Minister droht mit Abschiebung nach Afrika

Der stellvertretende Ministerpräsident Luigi Di Maio von der Fünf-Sterne-Bewegung drohte der EU für den Fall, dass die Mitgliedsländer sich am Freitag nicht zur Aufnahme der Flüchtlinge der "Diciotti" bereiterklärten, mit einem Zahlungsstopp. Sollte es bei dem für diesen Freitag geplanten Treffen der EU-Kommission nicht zu einer Einigung über die Verteilung der im südlichen Mittelmeer geretteten Migranten kommen, sei sein Land nicht mehr bereit, jährlich 20 Milliarden Euro an die EU zu zahlen, betonte er in einem Facebook-Video.
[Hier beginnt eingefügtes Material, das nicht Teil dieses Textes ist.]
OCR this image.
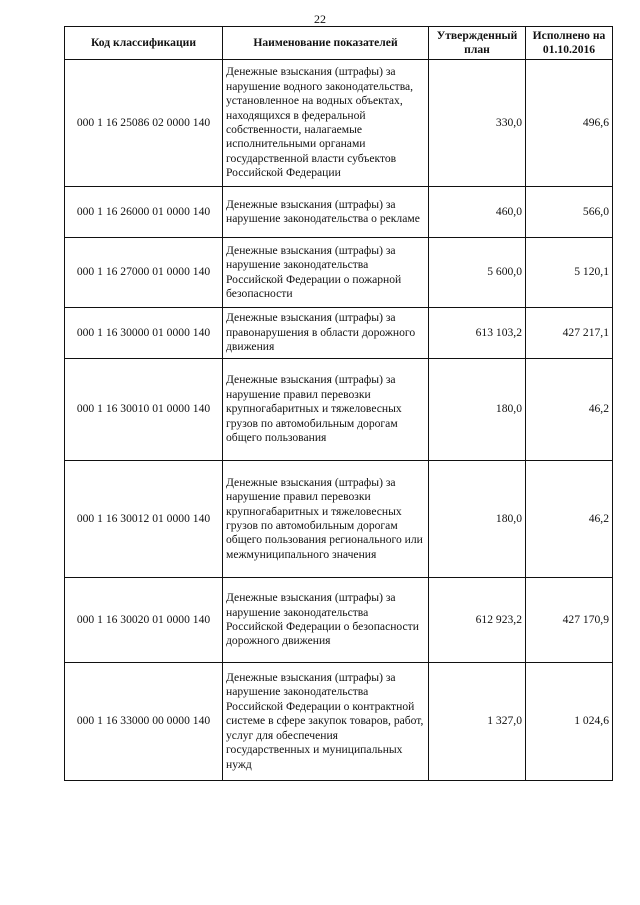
22
Код классификации	Наименование показателей	Утвержденный план	Исполнено на 01.10.2016
000 1 16 25086 02 0000 140	Денежные взыскания (штрафы) за нарушение водного законодательства, установленное на водных объектах, находящихся в федеральной собственности, налагаемые исполнительными органами государственной власти субъектов Российской Федерации	330,0	496,6
000 1 16 26000 01 0000 140	Денежные взыскания (штрафы) за нарушение законодательства о рекламе	460,0	566,0
000 1 16 27000 01 0000 140	Денежные взыскания (штрафы) за нарушение законодательства Российской Федерации о пожарной безопасности	5 600,0	5 120,1
000 1 16 30000 01 0000 140	Денежные взыскания (штрафы) за правонарушения в области дорожного движения	613 103,2	427 217,1
000 1 16 30010 01 0000 140	Денежные взыскания (штрафы) за нарушение правил перевозки крупногабаритных и тяжеловесных грузов по автомобильным дорогам общего пользования	180,0	46,2
000 1 16 30012 01 0000 140	Денежные взыскания (штрафы) за нарушение правил перевозки крупногабаритных и тяжеловесных грузов по автомобильным дорогам общего пользования регионального или межмуниципального значения	180,0	46,2
000 1 16 30020 01 0000 140	Денежные взыскания (штрафы) за нарушение законодательства Российской Федерации о безопасности дорожного движения	612 923,2	427 170,9
000 1 16 33000 00 0000 140	Денежные взыскания (штрафы) за нарушение законодательства Российской Федерации о контрактной системе в сфере закупок товаров, работ, услуг для обеспечения государственных и муниципальных нужд	1 327,0	1 024,6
EU-Kommissionssprecher Alexander Winterstein wies das Ultimatum zurück. "In Europa bringen Drohungen nichts und führen zu nichts", betonte er in Brüssel.

Die an Bord der "Diciotti" festsitzenden Migranten waren nach Angaben der Internationalen Organisation für Migration (IOM) vor ihrem Versuch, das Mittelmeer zu überqueren, bis zu zwei Jahre willkürlich in Libyen inhaftiert. Männer, Frauen und Kinder unter ihnen seien dort von ihren Aufsehern geschlagen und gefoltert worden, um Geld von ihren Familien zu erpressen, betonte der IOM-Sprecher für Italien, Flavio Di Giacomo. Das sei aus Gesprächen mit den 27 unbegleiteten Minderjährigen hervorgegangen, die die "Diciotti" verlassen durften.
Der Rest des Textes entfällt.